Mar 31, 2025 Dec 31, 2024 Sep 30, 2024 Jun 30, 2024 Mar 31, 2024 Dec 31, 2023 Sep 30, 2023 Jun 30, 2023 Mar 31, 2023 Dec 31, 2022 Sep 30, 2022 Jun 30, 2022 Mar 31, 2022 Dec 31, 2021 Sep 30, 2021 Jun 30, 2021 Mar 31, 2021 Dec 31, 2020 Sep 30, 2020 Jun 30, 2020
Earnings before interest and tax (EBIT) (ttm) US$ in thousands 20,428,000 20,367,000 19,026,000 19,685,000 20,070,000 19,764,000 20,026,000 19,109,000 18,401,000 18,071,000 18,410,000 18,434,000 18,350,000 18,153,000 17,828,000 18,117,000 18,054,000 17,669,000 17,281,000 16,299,000
Interest expense (ttm) US$ in thousands 915,000 931,000 939,000 926,000 946,000 935,000 858,000 756,000 631,000 518,000 453,000 439,000 441,000 438,000 475,000 502,000 542,000 536,000 493,000 465,000
Interest coverage 22.33 21.88 20.26 21.26 21.22 21.14 23.34 25.28 29.16 34.89 40.64 41.99 41.61 41.45 37.53 36.09 33.31 32.96 35.05 35.05

March 31, 2025 calculation

Interest coverage = EBIT (ttm) ÷ Interest expense (ttm)
= $20,428,000K ÷ $915,000K
= 22.33

The interest coverage ratio of Procter & Gamble (P&G) demonstrates a stable and generally high capacity to meet interest obligations over the analyzed period. As of June 30, 2020, the ratio stood at 35.05, indicating that the company's earnings before interest and taxes (EBIT) significantly exceeded its interest expenses, approximately 35 times, reflecting a robust capacity to service debt. This high level persisted through September 30, 2020, maintaining the same ratio.

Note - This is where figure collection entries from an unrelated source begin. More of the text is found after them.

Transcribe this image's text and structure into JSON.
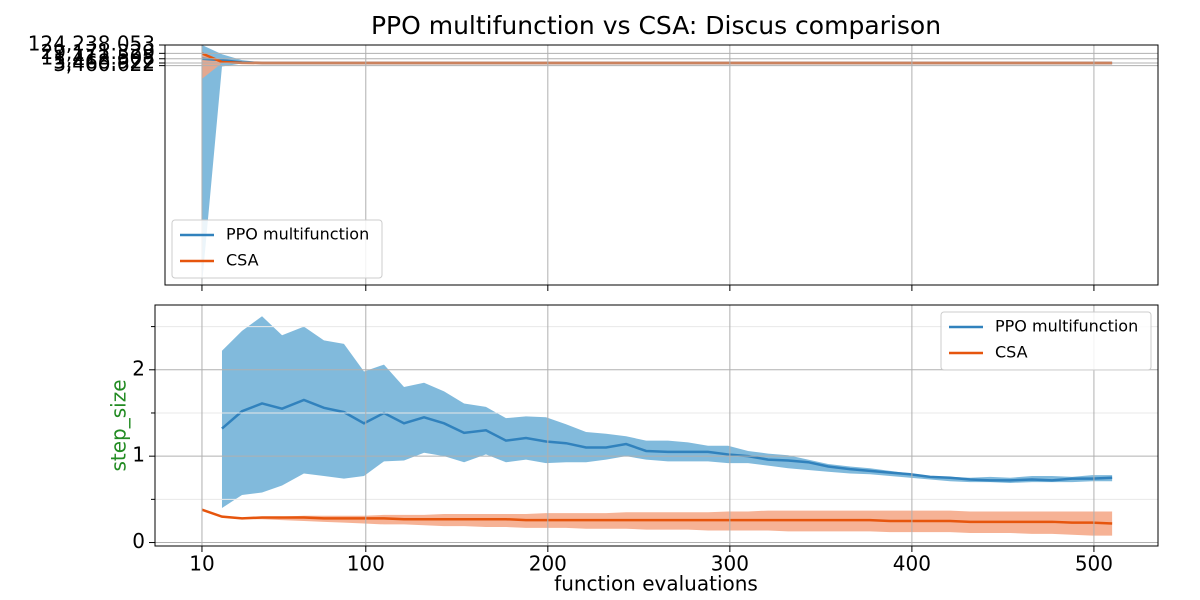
{
  "chart_data": [
    {
      "type": "line",
      "title": "PPO multifunction vs CSA: Discus comparison",
      "log_y": true,
      "grid": true,
      "legend": "lower left",
      "x": [
        10,
        21,
        32,
        43,
        54,
        66,
        510
      ],
      "xlim": [
        -10.3,
        535.2
      ],
      "xticks": [
        10,
        100,
        200,
        300,
        400,
        500
      ],
      "ylim": [
        1e-13,
        124238.053
      ],
      "yticks": [
        {
          "value": 124238.053,
          "label": "124,238.053"
        },
        {
          "value": 29171.329,
          "label": "29,171.329"
        },
        {
          "value": 11412.508,
          "label": "11,412.508"
        },
        {
          "value": 5468.922,
          "label": "5,468.922"
        },
        {
          "value": 3460.622,
          "label": "3,460.622"
        }
      ],
      "series": [
        {
          "name": "PPO multifunction",
          "color": "#3182bd",
          "fill": "#6baed6",
          "values": [
            11412.5,
            9000,
            6000,
            5500,
            5469,
            5469,
            5469
          ],
          "upper": [
            124238.053,
            25000,
            9000,
            6000,
            5469,
            5469,
            5469
          ],
          "lower": [
            1e-13,
            3000,
            5000,
            5400,
            5469,
            5469,
            5469
          ]
        },
        {
          "name": "CSA",
          "color": "#e6550d",
          "fill": "#f4a582",
          "values": [
            29171.3,
            6500,
            5600,
            5469,
            5469,
            5469,
            5469
          ],
          "upper": [
            29171.3,
            7000,
            5800,
            5500,
            5469,
            5469,
            5469
          ],
          "lower": [
            350,
            5500,
            5400,
            5469,
            5469,
            5469,
            5469
          ]
        }
      ]
    },
    {
      "type": "line",
      "xlabel": "function evaluations",
      "ylabel": "step_size",
      "ylabel_color": "#228b22",
      "grid": true,
      "legend": "upper right",
      "x": [
        10,
        21,
        32,
        43,
        54,
        66,
        77,
        88,
        99,
        110,
        121,
        132,
        143,
        154,
        166,
        177,
        188,
        199,
        210,
        221,
        232,
        243,
        254,
        266,
        277,
        288,
        299,
        310,
        321,
        332,
        343,
        354,
        366,
        377,
        388,
        399,
        410,
        421,
        432,
        443,
        454,
        466,
        477,
        488,
        499,
        510
      ],
      "xlim": [
        -15.8,
        535.2
      ],
      "xticks": [
        10,
        100,
        200,
        300,
        400,
        500
      ],
      "ylim": [
        -0.04,
        2.75
      ],
      "yticks": [
        0,
        1,
        2
      ],
      "yminorticks": [
        0.5,
        1.5,
        2.5
      ],
      "series": [
        {
          "name": "PPO multifunction",
          "color": "#3182bd",
          "fill": "#6baed6",
          "values": [
            null,
            1.32,
            1.52,
            1.61,
            1.55,
            1.65,
            1.56,
            1.51,
            1.38,
            1.5,
            1.38,
            1.45,
            1.38,
            1.27,
            1.3,
            1.18,
            1.21,
            1.17,
            1.15,
            1.1,
            1.1,
            1.14,
            1.06,
            1.05,
            1.05,
            1.05,
            1.02,
            1.0,
            0.96,
            0.95,
            0.93,
            0.88,
            0.85,
            0.83,
            0.81,
            0.79,
            0.76,
            0.75,
            0.73,
            0.72,
            0.72,
            0.73,
            0.72,
            0.74,
            0.74,
            0.75
          ],
          "upper": [
            null,
            2.22,
            2.45,
            2.62,
            2.4,
            2.5,
            2.34,
            2.3,
            1.98,
            2.06,
            1.8,
            1.85,
            1.75,
            1.61,
            1.57,
            1.44,
            1.46,
            1.45,
            1.37,
            1.28,
            1.26,
            1.23,
            1.18,
            1.18,
            1.16,
            1.12,
            1.12,
            1.06,
            1.03,
            1.01,
            0.96,
            0.91,
            0.88,
            0.86,
            0.83,
            0.8,
            0.77,
            0.76,
            0.75,
            0.76,
            0.75,
            0.77,
            0.77,
            0.76,
            0.78,
            0.78
          ],
          "lower": [
            null,
            0.4,
            0.55,
            0.58,
            0.66,
            0.8,
            0.77,
            0.74,
            0.77,
            0.94,
            0.95,
            1.04,
            1.0,
            0.93,
            1.02,
            0.93,
            0.96,
            0.92,
            0.93,
            0.93,
            0.96,
            1.0,
            0.96,
            0.94,
            0.94,
            0.94,
            0.92,
            0.92,
            0.89,
            0.86,
            0.84,
            0.82,
            0.8,
            0.79,
            0.77,
            0.75,
            0.73,
            0.71,
            0.7,
            0.7,
            0.69,
            0.7,
            0.7,
            0.7,
            0.71,
            0.71
          ]
        },
        {
          "name": "CSA",
          "color": "#e6550d",
          "fill": "#f4a582",
          "values": [
            0.38,
            0.3,
            0.28,
            0.29,
            0.29,
            0.29,
            0.28,
            0.28,
            0.28,
            0.28,
            0.27,
            0.27,
            0.27,
            0.27,
            0.27,
            0.27,
            0.26,
            0.26,
            0.26,
            0.26,
            0.26,
            0.26,
            0.26,
            0.26,
            0.26,
            0.26,
            0.26,
            0.26,
            0.26,
            0.26,
            0.26,
            0.26,
            0.26,
            0.26,
            0.25,
            0.25,
            0.25,
            0.25,
            0.24,
            0.24,
            0.24,
            0.24,
            0.24,
            0.23,
            0.23,
            0.22
          ],
          "upper": [
            0.38,
            0.3,
            0.29,
            0.3,
            0.3,
            0.31,
            0.31,
            0.31,
            0.31,
            0.32,
            0.32,
            0.32,
            0.33,
            0.33,
            0.33,
            0.33,
            0.33,
            0.34,
            0.34,
            0.34,
            0.34,
            0.35,
            0.35,
            0.35,
            0.35,
            0.35,
            0.36,
            0.36,
            0.37,
            0.37,
            0.37,
            0.37,
            0.37,
            0.37,
            0.37,
            0.37,
            0.37,
            0.37,
            0.36,
            0.36,
            0.36,
            0.36,
            0.36,
            0.36,
            0.36,
            0.36
          ],
          "lower": [
            0.38,
            0.29,
            0.27,
            0.27,
            0.26,
            0.25,
            0.24,
            0.23,
            0.22,
            0.21,
            0.21,
            0.2,
            0.19,
            0.19,
            0.18,
            0.18,
            0.17,
            0.17,
            0.17,
            0.16,
            0.16,
            0.16,
            0.15,
            0.15,
            0.15,
            0.14,
            0.14,
            0.14,
            0.14,
            0.13,
            0.13,
            0.13,
            0.13,
            0.13,
            0.12,
            0.12,
            0.12,
            0.12,
            0.11,
            0.11,
            0.11,
            0.1,
            0.1,
            0.09,
            0.08,
            0.08
          ]
        }
      ]
    }
  ]
}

Throughout the remainder of 2020 and into 2021, the ratio exhibited slight fluctuations but remained notably high, averaging above 30.0. In particular, the ratio increased to a peak of 41.45 at the end of 2021, suggesting an even stronger ability to cover interest obligations during this period. This elevated coverage points to conservative leverage levels and prudent financial management, with ample earnings buffers.

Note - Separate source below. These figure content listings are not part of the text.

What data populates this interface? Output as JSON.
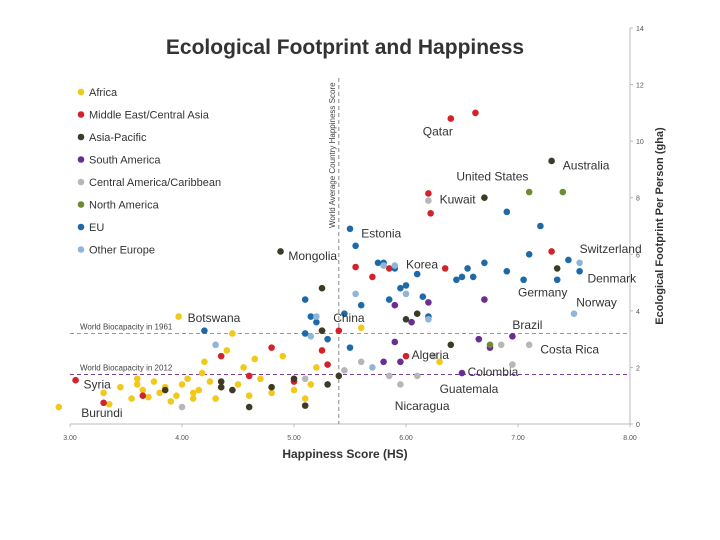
{
  "chart_data": {
    "type": "scatter",
    "title": "Ecological Footprint and Happiness",
    "xlabel": "Happiness Score (HS)",
    "ylabel": "Ecological Footprint Per Person (gha)",
    "xlim": [
      3.0,
      8.0
    ],
    "ylim": [
      0,
      14
    ],
    "x_ticks": [
      "3.00",
      "4.00",
      "5.00",
      "6.00",
      "7.00",
      "8.00"
    ],
    "y_ticks": [
      "0",
      "2",
      "4",
      "6",
      "8",
      "10",
      "12",
      "14"
    ],
    "grid": false,
    "legend_position": "top-left",
    "reference_lines": [
      {
        "orientation": "vertical",
        "value": 5.4,
        "label": "World Average Country Happiness Score",
        "color": "#888888"
      },
      {
        "orientation": "horizontal",
        "value": 3.2,
        "label": "World Biocapacity in 1961",
        "color": "#999999"
      },
      {
        "orientation": "horizontal",
        "value": 1.75,
        "label": "World Biocapacity in 2012",
        "color": "#7b3fa0"
      }
    ],
    "series": [
      {
        "name": "Africa",
        "color": "#f2c81b",
        "points": [
          [
            2.9,
            0.6
          ],
          [
            3.3,
            1.1
          ],
          [
            3.35,
            0.7
          ],
          [
            3.45,
            1.3
          ],
          [
            3.55,
            0.9
          ],
          [
            3.6,
            1.4
          ],
          [
            3.65,
            1.2
          ],
          [
            3.7,
            0.95
          ],
          [
            3.75,
            1.5
          ],
          [
            3.8,
            1.1
          ],
          [
            3.85,
            1.3
          ],
          [
            3.9,
            0.8
          ],
          [
            3.95,
            1.0
          ],
          [
            3.97,
            3.8
          ],
          [
            4.0,
            1.4
          ],
          [
            4.05,
            1.6
          ],
          [
            4.1,
            0.9
          ],
          [
            4.15,
            1.2
          ],
          [
            4.18,
            1.8
          ],
          [
            4.2,
            2.2
          ],
          [
            4.25,
            1.5
          ],
          [
            4.3,
            0.9
          ],
          [
            4.35,
            1.3
          ],
          [
            4.4,
            2.6
          ],
          [
            4.45,
            3.2
          ],
          [
            4.5,
            1.4
          ],
          [
            4.55,
            2.0
          ],
          [
            4.6,
            1.0
          ],
          [
            4.65,
            2.3
          ],
          [
            4.7,
            1.6
          ],
          [
            4.8,
            1.1
          ],
          [
            4.9,
            2.4
          ],
          [
            5.0,
            1.2
          ],
          [
            5.1,
            0.9
          ],
          [
            5.15,
            1.4
          ],
          [
            5.2,
            2.0
          ],
          [
            5.6,
            3.4
          ],
          [
            6.3,
            2.2
          ],
          [
            4.1,
            1.1
          ],
          [
            3.6,
            1.6
          ]
        ]
      },
      {
        "name": "Middle East/Central Asia",
        "color": "#d2232a",
        "points": [
          [
            3.05,
            1.55
          ],
          [
            3.3,
            0.75
          ],
          [
            3.65,
            1.0
          ],
          [
            4.35,
            2.4
          ],
          [
            4.6,
            1.7
          ],
          [
            4.8,
            2.7
          ],
          [
            5.0,
            1.5
          ],
          [
            5.25,
            2.6
          ],
          [
            5.25,
            3.3
          ],
          [
            5.4,
            3.3
          ],
          [
            5.55,
            5.55
          ],
          [
            5.7,
            5.2
          ],
          [
            5.85,
            5.5
          ],
          [
            6.0,
            2.4
          ],
          [
            6.2,
            8.15
          ],
          [
            6.22,
            7.45
          ],
          [
            6.35,
            5.5
          ],
          [
            6.4,
            10.8
          ],
          [
            6.62,
            11.0
          ],
          [
            7.3,
            6.1
          ],
          [
            5.3,
            2.1
          ]
        ]
      },
      {
        "name": "Asia-Pacific",
        "color": "#3d3a25",
        "points": [
          [
            3.85,
            1.2
          ],
          [
            4.35,
            1.5
          ],
          [
            4.35,
            1.3
          ],
          [
            4.6,
            0.6
          ],
          [
            4.8,
            1.3
          ],
          [
            4.88,
            6.1
          ],
          [
            5.0,
            1.6
          ],
          [
            5.1,
            0.65
          ],
          [
            5.25,
            3.3
          ],
          [
            5.25,
            4.8
          ],
          [
            5.3,
            1.4
          ],
          [
            5.4,
            1.7
          ],
          [
            6.0,
            3.7
          ],
          [
            6.1,
            3.9
          ],
          [
            6.4,
            2.8
          ],
          [
            6.7,
            8.0
          ],
          [
            7.3,
            9.3
          ],
          [
            7.35,
            5.5
          ],
          [
            4.45,
            1.2
          ]
        ]
      },
      {
        "name": "South America",
        "color": "#6a2d91",
        "points": [
          [
            5.8,
            2.2
          ],
          [
            5.9,
            2.9
          ],
          [
            5.95,
            2.2
          ],
          [
            6.05,
            3.6
          ],
          [
            6.2,
            4.3
          ],
          [
            6.5,
            1.8
          ],
          [
            6.65,
            3.0
          ],
          [
            6.7,
            4.4
          ],
          [
            6.75,
            2.7
          ],
          [
            6.95,
            3.1
          ],
          [
            5.9,
            4.2
          ]
        ]
      },
      {
        "name": "Central America/Caribbean",
        "color": "#b7b7b7",
        "points": [
          [
            4.0,
            0.6
          ],
          [
            5.1,
            1.6
          ],
          [
            5.45,
            1.9
          ],
          [
            5.6,
            2.2
          ],
          [
            5.85,
            1.7
          ],
          [
            5.95,
            1.4
          ],
          [
            6.1,
            1.7
          ],
          [
            6.25,
            2.4
          ],
          [
            6.85,
            2.8
          ],
          [
            6.95,
            2.1
          ],
          [
            7.1,
            2.8
          ],
          [
            6.2,
            7.9
          ]
        ]
      },
      {
        "name": "North America",
        "color": "#6b8c35",
        "points": [
          [
            6.75,
            2.8
          ],
          [
            7.1,
            8.2
          ],
          [
            7.4,
            8.2
          ]
        ]
      },
      {
        "name": "EU",
        "color": "#1e6aa8",
        "points": [
          [
            4.2,
            3.3
          ],
          [
            5.1,
            4.4
          ],
          [
            5.15,
            3.8
          ],
          [
            5.2,
            3.6
          ],
          [
            5.3,
            3.0
          ],
          [
            5.45,
            3.9
          ],
          [
            5.5,
            2.7
          ],
          [
            5.5,
            6.9
          ],
          [
            5.55,
            6.3
          ],
          [
            5.6,
            4.2
          ],
          [
            5.75,
            5.7
          ],
          [
            5.8,
            5.7
          ],
          [
            5.85,
            4.4
          ],
          [
            5.9,
            5.5
          ],
          [
            5.95,
            4.8
          ],
          [
            6.0,
            4.9
          ],
          [
            6.1,
            5.3
          ],
          [
            6.15,
            4.5
          ],
          [
            6.2,
            3.8
          ],
          [
            6.45,
            5.1
          ],
          [
            6.5,
            5.2
          ],
          [
            6.55,
            5.5
          ],
          [
            6.6,
            5.2
          ],
          [
            6.7,
            5.7
          ],
          [
            6.9,
            7.5
          ],
          [
            6.9,
            5.4
          ],
          [
            7.05,
            5.1
          ],
          [
            7.1,
            6.0
          ],
          [
            7.2,
            7.0
          ],
          [
            7.35,
            5.1
          ],
          [
            7.45,
            5.8
          ],
          [
            7.55,
            5.4
          ],
          [
            5.1,
            3.2
          ]
        ]
      },
      {
        "name": "Other Europe",
        "color": "#8fb5d9",
        "points": [
          [
            4.3,
            2.8
          ],
          [
            5.15,
            3.1
          ],
          [
            5.2,
            3.8
          ],
          [
            5.55,
            4.6
          ],
          [
            5.8,
            5.6
          ],
          [
            5.9,
            5.6
          ],
          [
            6.0,
            4.6
          ],
          [
            6.2,
            3.7
          ],
          [
            7.5,
            3.9
          ],
          [
            7.55,
            5.7
          ],
          [
            5.7,
            2.0
          ]
        ]
      }
    ],
    "annotations": [
      {
        "text": "Qatar",
        "x": 6.15,
        "y": 10.2,
        "anchor": "start"
      },
      {
        "text": "Australia",
        "x": 7.4,
        "y": 9.0,
        "anchor": "start"
      },
      {
        "text": "United States",
        "x": 6.45,
        "y": 8.6,
        "anchor": "start"
      },
      {
        "text": "Kuwait",
        "x": 6.3,
        "y": 7.8,
        "anchor": "start"
      },
      {
        "text": "Estonia",
        "x": 5.6,
        "y": 6.6,
        "anchor": "start"
      },
      {
        "text": "Mongolia",
        "x": 4.95,
        "y": 5.8,
        "anchor": "start"
      },
      {
        "text": "Korea",
        "x": 6.0,
        "y": 5.5,
        "anchor": "start"
      },
      {
        "text": "Switzerland",
        "x": 7.55,
        "y": 6.05,
        "anchor": "start"
      },
      {
        "text": "Denmark",
        "x": 7.62,
        "y": 5.0,
        "anchor": "start"
      },
      {
        "text": "Germany",
        "x": 7.0,
        "y": 4.5,
        "anchor": "start"
      },
      {
        "text": "Norway",
        "x": 7.52,
        "y": 4.15,
        "anchor": "start"
      },
      {
        "text": "Botswana",
        "x": 4.05,
        "y": 3.6,
        "anchor": "start"
      },
      {
        "text": "China",
        "x": 5.35,
        "y": 3.6,
        "anchor": "start"
      },
      {
        "text": "Brazil",
        "x": 6.95,
        "y": 3.35,
        "anchor": "start"
      },
      {
        "text": "Costa Rica",
        "x": 7.2,
        "y": 2.5,
        "anchor": "start"
      },
      {
        "text": "Algeria",
        "x": 6.05,
        "y": 2.3,
        "anchor": "start"
      },
      {
        "text": "Colombia",
        "x": 6.55,
        "y": 1.7,
        "anchor": "start"
      },
      {
        "text": "Guatemala",
        "x": 6.3,
        "y": 1.1,
        "anchor": "start"
      },
      {
        "text": "Nicaragua",
        "x": 5.9,
        "y": 0.5,
        "anchor": "start"
      },
      {
        "text": "Syria",
        "x": 3.12,
        "y": 1.25,
        "anchor": "start"
      },
      {
        "text": "Burundi",
        "x": 3.1,
        "y": 0.25,
        "anchor": "start"
      }
    ]
  }
}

However, starting in 2022, a gradual decline in the interest coverage ratio becomes apparent. By December 31, 2022, the ratio had decreased to 34.89, and further reductions were observed in 2023, reaching 29.16 at the end of March 2023 and continuing downward to 21.14 by December 31, 2023. This declining trend indicates a diminishing margin of safety, as EBIT relative to interest expenses is decreasing, potentially signaling that the company's earnings are being pressured or that interest expenses have increased relative to earnings.

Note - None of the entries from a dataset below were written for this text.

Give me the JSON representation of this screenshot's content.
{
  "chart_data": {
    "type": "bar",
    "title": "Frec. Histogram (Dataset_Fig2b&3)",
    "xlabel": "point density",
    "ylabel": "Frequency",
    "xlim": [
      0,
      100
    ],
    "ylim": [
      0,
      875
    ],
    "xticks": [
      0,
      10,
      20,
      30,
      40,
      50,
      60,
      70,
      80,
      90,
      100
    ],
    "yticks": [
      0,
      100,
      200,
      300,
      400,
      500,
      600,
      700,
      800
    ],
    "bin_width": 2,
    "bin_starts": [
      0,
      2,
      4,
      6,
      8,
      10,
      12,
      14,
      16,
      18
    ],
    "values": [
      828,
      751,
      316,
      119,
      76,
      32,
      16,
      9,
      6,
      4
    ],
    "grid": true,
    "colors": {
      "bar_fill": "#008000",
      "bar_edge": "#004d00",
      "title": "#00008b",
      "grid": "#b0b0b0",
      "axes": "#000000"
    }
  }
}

In 2024, the ratio stabilized somewhat, with values around the low twenties—specifically, 21.88 at December 31, 2024, and slightly increasing to 22.33 by March 31, 2025. The sustained figure above 20 times interest coverage suggests that while the company's ability to meet interest obligations remains adequate, the margin has contracted substantially from historical levels, necessitating attention to earnings sustainability and debt management.

Overall, Procter & Gamble maintains a strong interest coverage historically, indicating sound financial stability and low risk of default concerning interest payments. The downward trend observed in recent years warrants ongoing monitoring; however, current ratios still reflect a comfortable buffer over debt servicing obligations.